Приятеля своего Серафим уважал — и не без причины: тот каждое утро брился, умывался и расчесывался, а потом отправлялся на работу, разгружать вагоны.
По негласным нормативам ночлежки Роман был одним из самых респектабельных бомжей. Кроме желания жить и крепкого инстинкта самосохранения, у него оказалась сильная воля, которую он, перед лицом наступающей деградации, сумел мобилизовать. В этом ему очень помог пример остальных опустившихся бомжей, смотреть на которых было действительно больно.

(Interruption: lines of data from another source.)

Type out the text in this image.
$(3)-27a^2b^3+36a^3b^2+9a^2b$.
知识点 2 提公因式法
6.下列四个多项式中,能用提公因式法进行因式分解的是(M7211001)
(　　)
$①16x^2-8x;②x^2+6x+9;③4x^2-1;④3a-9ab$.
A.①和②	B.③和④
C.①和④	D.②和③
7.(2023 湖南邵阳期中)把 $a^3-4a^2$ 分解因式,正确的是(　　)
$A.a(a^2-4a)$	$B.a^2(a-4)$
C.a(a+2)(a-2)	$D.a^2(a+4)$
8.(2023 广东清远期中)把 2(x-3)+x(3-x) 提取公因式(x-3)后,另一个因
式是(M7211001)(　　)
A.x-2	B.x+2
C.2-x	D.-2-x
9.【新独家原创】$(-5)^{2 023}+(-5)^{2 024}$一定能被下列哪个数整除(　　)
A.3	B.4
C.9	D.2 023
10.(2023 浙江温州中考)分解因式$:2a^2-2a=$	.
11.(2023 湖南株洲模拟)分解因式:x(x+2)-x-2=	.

Некоторые из них опустились так низко, что уже не отождествляли себя с людьми. Впрочем, таких в этой, условно говоря, трёхзвёздочной ночлежке, почти не было. Да и вообще, особенно долго такие опустившиеся люди на земле, как правило, не задерживались. Смерть забирала их охотно, сама, видимо, понимая, что делает для них доброе дело.
— Не надо пить, — сразу же посоветовал Серафиму приятель. И, внимательно выслушав его историю, Серафим понял, что Роман прав.
В общем, рассказал Серафим приятелю не только о щедром предложении Михаила, но и о предложении работать в церкви, где доход намного скромнее, но зато чувствуется какая-то стабильность.
— У тебя когда дежурство в церкви начинается? — спросил приятель Серафима.
— В восемь вечера.
— А когда встреча с черной машиной?
— В двенадцать дня.
— Ну так ты успеешь и там, и там, — рассудил друг. — Посмотришь на месте, подходит тебе работа или нет, а если подходит, то в церковь вечером не пойдёшь, да и всё. Какие проблемы?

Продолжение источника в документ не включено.